Ayant choisi de devenir CPE à Bressuire, plutôt que de poursuivre une agrégation de biologie, pour rester proche de ses racines rurales et du bocage, Claude Lhommedé a vécu chaque crise agricole de l'intérieur : "La vache folle, les épidémies, les transmissions difficiles de ferme, on le lisait dans le moral des internes. Il y a aussi des coups de déprime plus réguliers chez les élèves, en novembre et mai, où il faut redoubler d'attention".
Nous prenons vraiment le relais des parents. Les plus jeunes internes ont 14 ans, ils quittent pour la première fois la maison. Nous sommes garants de leur bien-être matériel bien sûr, mais aussi physique et moral
des moments clés dans l'année
À la MFR de Brioux, comme aux Sicaudières, l'année est rythmée par des temps-forts. Le premier d'entre eux est la rentrée. "Ne pas la louper est primordial, c'est à ce moment que se crée le climat de confiance avec les petits nouveaux, et ce pour plusieurs années !", évoque l'ancienne CPE de Bressuire.
Il y a ensuite de multiples événements festifs, petits et grands. "Pour Halloween, j'ai déjà fabriqué un gâteau avec de faux vers qui en sortaient !, se souvient Emmanuel Chaigne.
La semaine dernière, nous faisions une randonnée pour l'intégration des nouveaux, à chaque étape ils trouvaient des en-cas.

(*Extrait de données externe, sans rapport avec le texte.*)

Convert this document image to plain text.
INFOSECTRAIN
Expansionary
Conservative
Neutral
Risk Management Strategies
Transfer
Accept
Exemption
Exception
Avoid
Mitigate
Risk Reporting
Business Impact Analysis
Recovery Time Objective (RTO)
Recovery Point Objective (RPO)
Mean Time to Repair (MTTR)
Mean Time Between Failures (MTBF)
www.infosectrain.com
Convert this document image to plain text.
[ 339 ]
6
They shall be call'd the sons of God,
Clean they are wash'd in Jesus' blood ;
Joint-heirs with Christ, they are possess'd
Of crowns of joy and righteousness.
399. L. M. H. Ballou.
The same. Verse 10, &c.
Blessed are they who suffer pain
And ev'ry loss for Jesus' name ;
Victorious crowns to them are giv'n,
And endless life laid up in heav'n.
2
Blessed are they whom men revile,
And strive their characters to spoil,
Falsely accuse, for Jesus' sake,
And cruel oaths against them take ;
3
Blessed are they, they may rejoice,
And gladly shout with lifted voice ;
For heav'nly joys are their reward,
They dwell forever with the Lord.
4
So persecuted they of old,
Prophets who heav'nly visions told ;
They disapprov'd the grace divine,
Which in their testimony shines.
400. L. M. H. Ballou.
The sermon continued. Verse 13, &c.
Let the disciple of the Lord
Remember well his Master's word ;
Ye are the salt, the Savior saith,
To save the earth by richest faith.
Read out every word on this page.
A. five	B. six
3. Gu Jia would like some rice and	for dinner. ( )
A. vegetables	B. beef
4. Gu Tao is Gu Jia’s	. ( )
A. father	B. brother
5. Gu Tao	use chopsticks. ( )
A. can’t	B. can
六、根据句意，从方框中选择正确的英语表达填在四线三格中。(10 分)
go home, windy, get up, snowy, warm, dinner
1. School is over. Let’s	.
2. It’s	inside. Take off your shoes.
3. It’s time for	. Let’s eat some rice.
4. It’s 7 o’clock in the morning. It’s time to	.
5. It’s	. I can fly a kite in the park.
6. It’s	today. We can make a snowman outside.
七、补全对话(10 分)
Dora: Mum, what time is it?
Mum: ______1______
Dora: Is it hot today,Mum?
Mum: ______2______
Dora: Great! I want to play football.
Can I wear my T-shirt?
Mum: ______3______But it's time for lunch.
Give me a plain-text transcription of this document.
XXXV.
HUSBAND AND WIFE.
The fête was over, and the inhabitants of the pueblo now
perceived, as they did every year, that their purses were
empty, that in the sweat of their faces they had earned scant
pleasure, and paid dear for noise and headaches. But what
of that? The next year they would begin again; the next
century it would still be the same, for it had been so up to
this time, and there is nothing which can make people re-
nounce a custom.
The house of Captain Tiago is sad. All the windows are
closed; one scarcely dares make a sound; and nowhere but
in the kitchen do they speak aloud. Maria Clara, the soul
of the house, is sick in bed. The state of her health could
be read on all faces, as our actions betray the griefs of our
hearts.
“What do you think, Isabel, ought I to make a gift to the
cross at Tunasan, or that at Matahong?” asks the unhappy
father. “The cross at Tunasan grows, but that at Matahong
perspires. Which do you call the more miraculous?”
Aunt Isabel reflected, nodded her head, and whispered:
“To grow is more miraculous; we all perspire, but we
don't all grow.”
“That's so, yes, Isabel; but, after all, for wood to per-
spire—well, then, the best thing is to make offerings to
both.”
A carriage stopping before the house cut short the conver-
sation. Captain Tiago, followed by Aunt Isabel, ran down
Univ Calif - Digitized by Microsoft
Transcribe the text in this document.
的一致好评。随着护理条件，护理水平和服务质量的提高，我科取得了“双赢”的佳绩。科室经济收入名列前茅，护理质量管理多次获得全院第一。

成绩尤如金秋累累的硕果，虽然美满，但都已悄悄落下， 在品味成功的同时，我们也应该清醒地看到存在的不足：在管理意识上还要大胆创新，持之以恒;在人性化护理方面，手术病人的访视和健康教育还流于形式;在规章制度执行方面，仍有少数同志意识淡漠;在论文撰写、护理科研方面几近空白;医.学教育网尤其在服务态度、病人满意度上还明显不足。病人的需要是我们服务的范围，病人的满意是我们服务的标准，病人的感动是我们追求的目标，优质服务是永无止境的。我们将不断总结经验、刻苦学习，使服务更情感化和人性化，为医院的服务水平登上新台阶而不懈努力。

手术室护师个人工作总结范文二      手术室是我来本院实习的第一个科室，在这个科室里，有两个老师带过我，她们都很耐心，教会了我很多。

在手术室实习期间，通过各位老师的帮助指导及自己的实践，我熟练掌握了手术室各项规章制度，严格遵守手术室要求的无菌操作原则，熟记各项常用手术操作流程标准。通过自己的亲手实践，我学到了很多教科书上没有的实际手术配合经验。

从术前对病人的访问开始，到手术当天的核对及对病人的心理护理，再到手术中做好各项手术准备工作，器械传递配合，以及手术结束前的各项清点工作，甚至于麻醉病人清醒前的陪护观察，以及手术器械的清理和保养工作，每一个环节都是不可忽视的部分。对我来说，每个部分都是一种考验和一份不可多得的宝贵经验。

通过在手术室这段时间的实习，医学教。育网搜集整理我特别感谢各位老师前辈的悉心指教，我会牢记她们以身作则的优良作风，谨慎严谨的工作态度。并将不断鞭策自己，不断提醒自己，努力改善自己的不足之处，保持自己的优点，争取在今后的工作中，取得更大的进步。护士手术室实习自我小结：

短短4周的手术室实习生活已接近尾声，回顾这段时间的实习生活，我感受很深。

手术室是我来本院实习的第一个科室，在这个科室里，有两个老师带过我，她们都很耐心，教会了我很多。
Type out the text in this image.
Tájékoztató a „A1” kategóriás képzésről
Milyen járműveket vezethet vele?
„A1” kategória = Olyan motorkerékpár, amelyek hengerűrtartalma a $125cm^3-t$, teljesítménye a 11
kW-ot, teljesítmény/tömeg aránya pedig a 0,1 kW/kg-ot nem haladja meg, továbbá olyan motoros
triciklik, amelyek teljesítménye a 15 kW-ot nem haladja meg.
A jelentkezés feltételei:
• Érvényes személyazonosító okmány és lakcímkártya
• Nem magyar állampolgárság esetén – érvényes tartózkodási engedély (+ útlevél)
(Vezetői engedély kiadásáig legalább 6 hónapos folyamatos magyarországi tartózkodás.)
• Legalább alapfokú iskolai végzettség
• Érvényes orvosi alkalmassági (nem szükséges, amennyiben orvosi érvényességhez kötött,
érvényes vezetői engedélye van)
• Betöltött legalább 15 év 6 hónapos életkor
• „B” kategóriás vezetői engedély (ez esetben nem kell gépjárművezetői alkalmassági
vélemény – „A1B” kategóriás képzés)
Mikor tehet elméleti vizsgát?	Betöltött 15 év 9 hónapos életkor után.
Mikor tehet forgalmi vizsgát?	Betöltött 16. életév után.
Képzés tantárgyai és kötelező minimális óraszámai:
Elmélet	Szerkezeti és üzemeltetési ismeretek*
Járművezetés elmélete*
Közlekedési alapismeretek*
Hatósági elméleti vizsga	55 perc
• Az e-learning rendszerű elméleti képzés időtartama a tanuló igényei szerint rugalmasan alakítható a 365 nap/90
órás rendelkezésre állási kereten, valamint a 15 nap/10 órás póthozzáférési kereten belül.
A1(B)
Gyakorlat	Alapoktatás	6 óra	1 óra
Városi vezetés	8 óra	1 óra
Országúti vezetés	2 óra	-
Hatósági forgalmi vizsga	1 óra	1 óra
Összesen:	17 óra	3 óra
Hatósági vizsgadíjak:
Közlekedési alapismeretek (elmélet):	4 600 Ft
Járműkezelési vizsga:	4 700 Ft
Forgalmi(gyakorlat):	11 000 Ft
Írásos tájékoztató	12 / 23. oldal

Il y a quelques années, je cuisinais aussi lors des voyages à l'étranger des élèves. Je trouvais des fournisseurs sur place au dernier moment et j'improvisais!"
Aux "Sicaux", c'est la fête de Noël qui constitue une institution : "Chacun s'habille très classe, on est entre nous, on danse...", témoigne Claude Lhommedé.
Un esprit collectif qui se transmet
Dans ces univers que sont les internats, les habitudes se créent autour d'un langage et de références communes. L'allée principale du lycée de Bressuire s'appelle par exemple "la rue" ; les Terminales sont incités, d'une année sur l'autre, à participer activement à l'accueil des plus jeunes dans les nouvelles promos ; humour et entraide sont cultivés...
"Il y a un esprit, une âme qui se transmet", évoque la CPE, qui a pu voir des enfants d'anciens élèves arriver à leur tour au lycée et qui est certaine que ces valeurs perdureront, "même si le Covid a fait beaucoup de mal. Cela a freiné les relations humaines, et refermé encore plus les jeunes dans leur bulle avec les écrans".
Les internats deux-sévriens restent pleins de vie. Et c'est pour ça qu'Emmanuel Chaigne adore son métier : "Il n'y a pas un jour qui se ressemble !".